Die Pollen der Ambrosia gelten als die gefährlichsten für Allergiker überhaupt. FU-Meteorologe und Grüne fordern genaueres Vorgehen der Bezirke

Sehr reizend: Blätter einer Ambrosia-Pflanze Bild: AP

Jetzt wird es wirklich ernst für Berlins Allergiker: Kaum ist die Heublüte überstanden, beginnt die neu eingeschleppte Pollenschleuder Ambrosia ihren Blütenstaub zu verbreiten. Die Ambrosia-Pflanze bildet besonders viele Pollen, und die sind hochgradig allergen: Schon 10 bis 20 Pollen pro Kubikmeter Luft reichen aus für eine gepfefferte allergische Reaktion mit Tränen und Augenjucken bis hin zu Asthma, Kopfschmerz und Heuschnupfen. Bei Birkenpollen reagiert die Nase beispielsweise erst, wenn zehn mal mehr Pollen auf die Schleimhaut treffen. Einige Experten sprechen deswegen vom weltweit stärksten Pollenallergen.

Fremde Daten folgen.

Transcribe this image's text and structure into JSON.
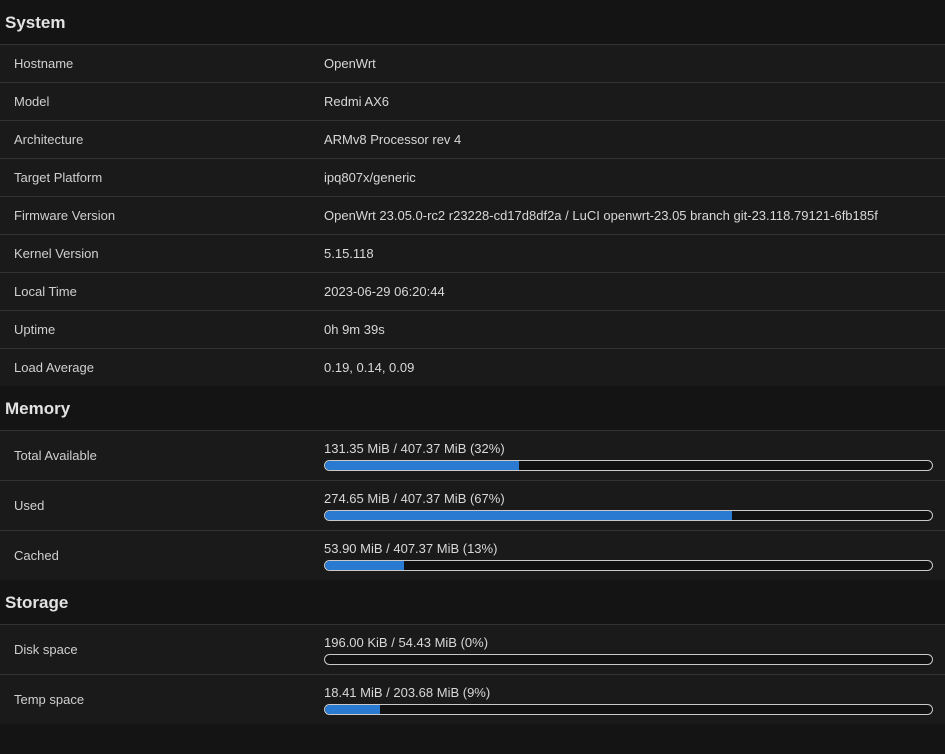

Untersuchungen in den USA zeigen zudem, dass ein Ambrosia-Heuschnupfen wesentlich häufiger in ein allergisches Asthma übergeht. Karl-Christian Bergmann von der Charité hält die amerikanischen Ergebnisse allerdings nicht für übertragbar. "Wir wissen noch nicht, ob Europäer auf die Pollen genauso reagieren wie Amerikaner." Der Allergologe forscht deshalb gerade selbst zu Ambrosia. Die Ergebnisse erwartet er im kommenden Jahr.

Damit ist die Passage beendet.